Receiving a warm hug may help buffer us against the negative mood alterations associated with interpersonal conflict.
Previously, psychologists have proposed that interpersonal touch may protect people from the consequences of psychological stress, particularly stress from interpersonal conflict.
Studies suggest that hugs not only help us feel better — they may also protect us against diseases. That’s a bit counter-intuitive seeing how a hug might actually result in catching a contagious illness, such as the flu. However, a 2015 study performed by a team of researchers at Carnegie Mellon suggests that physical touch protects us from stress-induced sickness. The more often people hugged, the less likely they were to get sick, even among individuals who frequently had tense interactions. Such results immediately segway to other findings that show social support (having meaningful relationships) protects people from the cold.
In a new study led by Michael Murphy at Carnegie Mellon University, researchers wanted to investigate how hugs mitigate the negative psychological outcomes of interpersonal conflict. The idea was to study the effects of physical touch in a generalized frame, since most studies have largely focused on the role of hugs in romantic relationships.
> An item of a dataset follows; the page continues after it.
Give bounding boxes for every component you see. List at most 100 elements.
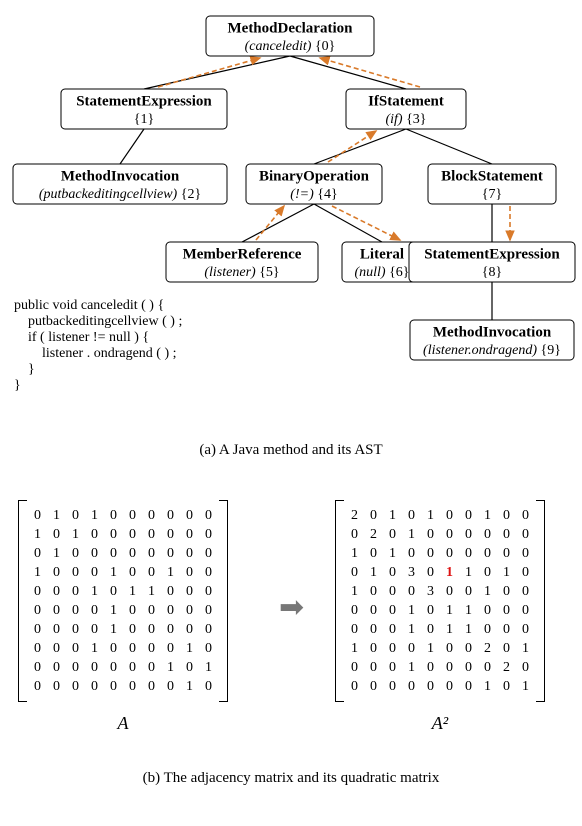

The researchers interviewed 404 adult men and women for 14 consecutive days about their conflicts, whether or not they were hugged, and the positive and negative moods they experienced.
According to the results, the participants who received a hug during the day of conflict were more likely to report a decrease in negative emotions and an increase in positive emotions. The study’s participants also reported an attenuation of negative mood the next day, suggesting that the psychological benefits of touch may linger for a significant time.
The results are correlational, so more research is required in order to investigate the link between hugs and improved psychological function, and to uncover a possible mechanism. But, since this is just a single study among many that have reported that hugs improve mood, the findings suggest that embracing friends and family (and even strangers) is a simple yet effective way to get over interpersonal conflict.
“This research is in its early stages. We still have questions about when, how, and for whom hugs are most helpful. However, our study suggests that consensual hugs might be useful for showing support to somebody enduring relationship conflict,” Murphy said.